In January, when Narcissa -- a restaurant named after a cow named after a flower named after a Greek god -- bloomed on the ground floor, my faith in Balazs' ability to refine the inelegant was confirmed. He partnered with John Fraser, the chef-owner of Dovetail, to open the inviting open rooms with a summery Scandinavian mountain lodge ambiance: high ceilings, warm light, golden wood.

Fraser's vegetable-focused food is irresistible. The Michelin starred-chef's devotion to seasonal, well-sourced produce is evident in every bite, and apparently much of the menu hails from Balazs' private Hudson Valley estate farm, Locusts on Hudson (whether it's factual or not, would that all New York veggie-loving chefs be able to claim such pedigree for their produce!).


The chef's passion for vegetables and the California cuisine of his beginnings guides the dishes even when a plate is not strictly vegetarian. A salad of Brussels sprouts with shaved baby roots, fruits, ham and manchego, is captivating thanks to cumin oil-enriched "vinaigrette" and seeds clinging to the apple, grape, radish, shaved cauliflower and fennel; I barely noticed (or needed) the ham. Rotisserie beets are a vegetarian's version of a Sunday roast. In the land of Fraser, the beet becomes the meat, with its crisped skin, blood red juices, melt-in-your-mouth tender interior and beefy accoutrements: horseradish crème and fresh dill.

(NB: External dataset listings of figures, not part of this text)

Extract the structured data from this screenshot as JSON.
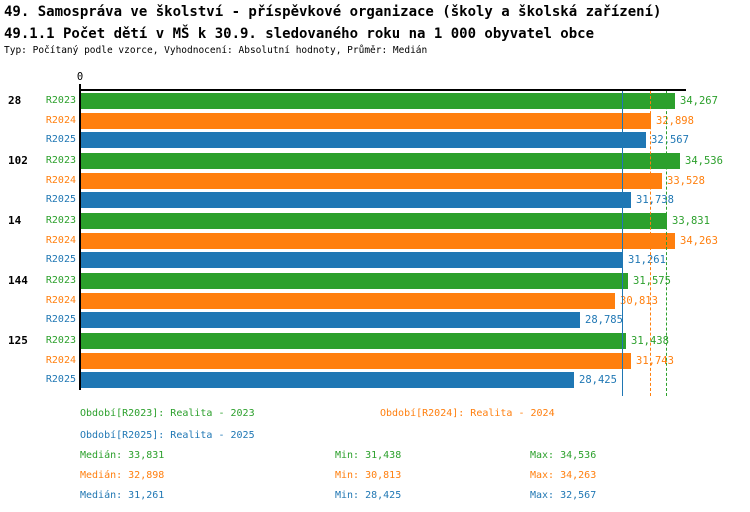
{
  "header": {
    "title_line1": "49. Samospráva ve školství - příspěvkové organizace (školy a školská zařízení)",
    "title_line2": "49.1.1 Počet dětí v MŠ k 30.9. sledovaného roku na 1 000 obyvatel obce",
    "subtitle": "Typ: Počítaný podle vzorce, Vyhodnocení: Absolutní hodnoty, Průměr: Medián"
  },
  "colors": {
    "series_2023": "#2ca02c",
    "series_2024": "#ff7f0e",
    "series_2025": "#1f77b4",
    "axis": "#000000",
    "background": "#ffffff"
  },
  "chart_data": {
    "type": "bar",
    "orientation": "horizontal",
    "title": "49.1.1 Počet dětí v MŠ k 30.9. sledovaného roku na 1 000 obyvatel obce",
    "axis_zero_label": "0",
    "xlim": [
      0,
      34.9
    ],
    "grid": false,
    "legend_position": "bottom",
    "categories": [
      "28",
      "102",
      "14",
      "144",
      "125"
    ],
    "series": [
      {
        "name": "R2023",
        "color": "#2ca02c",
        "line_style": "dashed",
        "median_line": 33.831,
        "values": [
          34.267,
          34.536,
          33.831,
          31.575,
          31.438
        ],
        "display": [
          "34,267",
          "34,536",
          "33,831",
          "31,575",
          "31,438"
        ]
      },
      {
        "name": "R2024",
        "color": "#ff7f0e",
        "line_style": "dashed",
        "median_line": 32.898,
        "values": [
          32.898,
          33.528,
          34.263,
          30.813,
          31.743
        ],
        "display": [
          "32,898",
          "33,528",
          "34,263",
          "30,813",
          "31,743"
        ]
      },
      {
        "name": "R2025",
        "color": "#1f77b4",
        "line_style": "solid",
        "median_line": 31.261,
        "values": [
          32.567,
          31.738,
          31.261,
          28.785,
          28.425
        ],
        "display": [
          "32,567",
          "31,738",
          "31,261",
          "28,785",
          "28,425"
        ]
      }
    ],
    "legend": [
      {
        "text": "Období[R2023]: Realita - 2023",
        "series_index": 0
      },
      {
        "text": "Období[R2024]: Realita - 2024",
        "series_index": 1
      },
      {
        "text": "Období[R2025]: Realita - 2025",
        "series_index": 2
      }
    ],
    "stats": [
      {
        "median": "Medián: 33,831",
        "min": "Min: 31,438",
        "max": "Max: 34,536",
        "series_index": 0
      },
      {
        "median": "Medián: 32,898",
        "min": "Min: 30,813",
        "max": "Max: 34,263",
        "series_index": 1
      },
      {
        "median": "Medián: 31,261",
        "min": "Min: 28,425",
        "max": "Max: 32,567",
        "series_index": 2
      }
    ]
  }
}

A pierced poached farm egg poured by our server into a bowl of earthy forest mushrooms and wonderful clean chayote became a rich potage; with toast points, I'd happily eat this every day for breakfast. Grilled sweet potato with jerk spices and tofu aioli was cohesive and predictably tasty. Baked oysters, served on a bed of spice-laced salt crystals, were barely cooked (that's a good thing) beneath a truffle buttery bonito crust. Waiter, I'll take two dozen.

Steamed black bass fillets served in a turmeric-charged "French curry" broth was a revelation. Tiny de puys lentil beads in saffron-hued liquid, cabbage, apricots, almonds and cilantro to balance the feisty curry; French by way of Algiers, I'd say. Fried young carrots encased in a fluffy batter and served with spicy jalapeño-tofu dip are a signature side, one that probably lands on every table.


The menu is elevated, yet approachable, with something for everyone, which is what one needs and expects from a hotel restaurant. Roast hake was cooked beautifully but its accompaniments (clementine, artichokes, endive & tapenade) felt obvious and safe. Carrots Wellington with sunchokes and bluefoots, though theoretically brilliant was a low point. The carrots were cooked way past an inch of their young lives, and huddled together, shriveled and tired inside an over-buttered filo. A health-conscious diner expecting a vegetarian entrée option would be perturbed by the weightiness of this dish.

Duck with fresh ground cumin and fennel seeds pressed into its delightfully "lacquered" skin and served with a cranberry reduction and ginger-packed butternut purée was the loveliest duck dish in memory... not to be missed.


Anyone who's eaten with me knows I eschew sweets but I'll nosh on cheese until the cows come home. At Narcissa I ate both. A plate of creamy Landaff cheeses with stewed cherries, local honey and a rye-anise splinter of toast was perfect to ricochet off of the best carrot cake I've ever encountered. Poppyseed punctuated, moist with boozy shaved carrots, plump golden raisins and parsnip crisps, and a coil of cream cheese frosting that made it as irresistible, playful and astute as a child's abstract work of art.


Narcissa charmed me in every way: excellent service, inviting atmosphere, wonderful food. I ran into no less than nine people that I knew there including chefs and restaurateurs, so it's officially a hot spot (as if there were any doubt). Go ahead and make that reservation, even if the first one you can get isn't until April; it's worth waiting for.